The Last Supper
The Wax Reproduction of The Last Supper
We are proud to be the caretakers of this life-sized reproduction of Leonardo Da Vinci’s Last Supper, which is a true piece of Santa Cruz history. It was completed sometime in the late 1930's by the two Katherine Struberghs, a mother and daughter artist team of Los Angeles. Interestingly, the artists used live models to create molds for the figure's hands and faces. The strands of hair for the figures were inserted directly into the wax using a speicalized tool, a task which took eight months to complete. The Last Supper was commissioned by Harry Liston, a well known showman of his times. For the first several years of its life, Mr. Liston transported "The Last Supper" around California on the back of his flat bed truck. Taking the exhibit to county fairs, carnivals and resorts where he charged an admission fee to view the piece.
The piece endured, despite the damage done to it during those traveling exhibitions. It then became the ward of the Santa Cruz Art League until 1990, when Santa Cruz Memorial took over the responsibility of caring for this inspirational piece.
As the work was fifty years old by then, it was in need of a great many repairs and loving attention. We were fortunate to have the services of Joan Krassow, who repaired the damage to the bodies, re-inserted hair that was falling out, and re-clothed the figures in their original colors.
Capturing a Moment in Time
When Da Vinci painted this mural, his intention was to set down a pivotal moment in Biblical history – that moment when Jesus of Nazareth revealed to his disciples that “one among you will betray me.” What we see in this life-sized reproduction are the facial and physical reactions of each of person who heard this revelation. All twelve apostles have different reactions to the news, with various degrees of anger and shock.
Naturally, we can never really know what happened that day, but Da Vinci gives us a greater understanding and deeper insight into the essence of that moment.

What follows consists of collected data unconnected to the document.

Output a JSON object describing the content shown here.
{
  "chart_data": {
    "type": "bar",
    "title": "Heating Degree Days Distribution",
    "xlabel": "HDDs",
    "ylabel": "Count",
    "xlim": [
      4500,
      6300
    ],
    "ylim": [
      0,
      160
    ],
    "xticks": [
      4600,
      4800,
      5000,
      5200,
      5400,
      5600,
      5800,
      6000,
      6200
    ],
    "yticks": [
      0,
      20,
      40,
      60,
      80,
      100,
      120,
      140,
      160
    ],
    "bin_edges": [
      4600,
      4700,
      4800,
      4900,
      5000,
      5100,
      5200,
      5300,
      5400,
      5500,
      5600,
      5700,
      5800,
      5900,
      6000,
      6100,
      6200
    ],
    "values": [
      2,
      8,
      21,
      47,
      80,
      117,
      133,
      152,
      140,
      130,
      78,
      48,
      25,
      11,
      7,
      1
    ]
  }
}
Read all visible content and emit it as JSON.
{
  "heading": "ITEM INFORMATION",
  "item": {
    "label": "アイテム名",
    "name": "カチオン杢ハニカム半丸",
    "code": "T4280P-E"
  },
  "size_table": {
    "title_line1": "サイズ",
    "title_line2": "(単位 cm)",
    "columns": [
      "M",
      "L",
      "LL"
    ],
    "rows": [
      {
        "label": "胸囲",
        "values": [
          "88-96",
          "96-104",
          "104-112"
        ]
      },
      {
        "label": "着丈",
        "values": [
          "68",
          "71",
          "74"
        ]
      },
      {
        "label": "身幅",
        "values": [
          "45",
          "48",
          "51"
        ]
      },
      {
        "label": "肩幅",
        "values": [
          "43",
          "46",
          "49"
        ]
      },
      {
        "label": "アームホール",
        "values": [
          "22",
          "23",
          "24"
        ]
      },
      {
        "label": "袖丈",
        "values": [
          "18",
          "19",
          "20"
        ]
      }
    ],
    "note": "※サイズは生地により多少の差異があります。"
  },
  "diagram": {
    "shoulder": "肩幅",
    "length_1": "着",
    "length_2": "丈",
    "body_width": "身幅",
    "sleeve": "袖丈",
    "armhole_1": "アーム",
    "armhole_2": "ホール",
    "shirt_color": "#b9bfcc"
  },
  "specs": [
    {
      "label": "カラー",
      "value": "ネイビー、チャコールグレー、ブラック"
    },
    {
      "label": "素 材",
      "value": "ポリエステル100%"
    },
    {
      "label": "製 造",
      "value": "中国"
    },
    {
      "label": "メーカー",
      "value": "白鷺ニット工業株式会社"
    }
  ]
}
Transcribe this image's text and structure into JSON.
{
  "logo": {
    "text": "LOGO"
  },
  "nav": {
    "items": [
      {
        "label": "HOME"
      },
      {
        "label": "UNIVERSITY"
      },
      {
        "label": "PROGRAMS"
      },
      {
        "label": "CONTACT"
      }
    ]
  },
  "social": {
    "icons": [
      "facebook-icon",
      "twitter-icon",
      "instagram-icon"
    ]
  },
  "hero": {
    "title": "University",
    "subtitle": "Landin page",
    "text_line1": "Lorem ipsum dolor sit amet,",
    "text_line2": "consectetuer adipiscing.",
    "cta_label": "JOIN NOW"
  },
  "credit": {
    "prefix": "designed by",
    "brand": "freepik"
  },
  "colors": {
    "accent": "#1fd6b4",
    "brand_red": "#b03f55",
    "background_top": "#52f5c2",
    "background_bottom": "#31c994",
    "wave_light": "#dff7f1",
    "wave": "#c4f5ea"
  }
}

He once said, “the noblest pleasure is the joy of understanding,” and in this mural, recreated for us by Harry Lisbon, we are given the chance to more deeply understand the complexity of the experience.
Our Invitation to You
Many who come to view The Last Supper do as part of their personal faith; many others simply wish to see what man can create when inspired. After all, five years is a long time to devote your time and attention to recreating a 15th century Italian mural. Still others simply wish to see a piece of Santa Cruz history.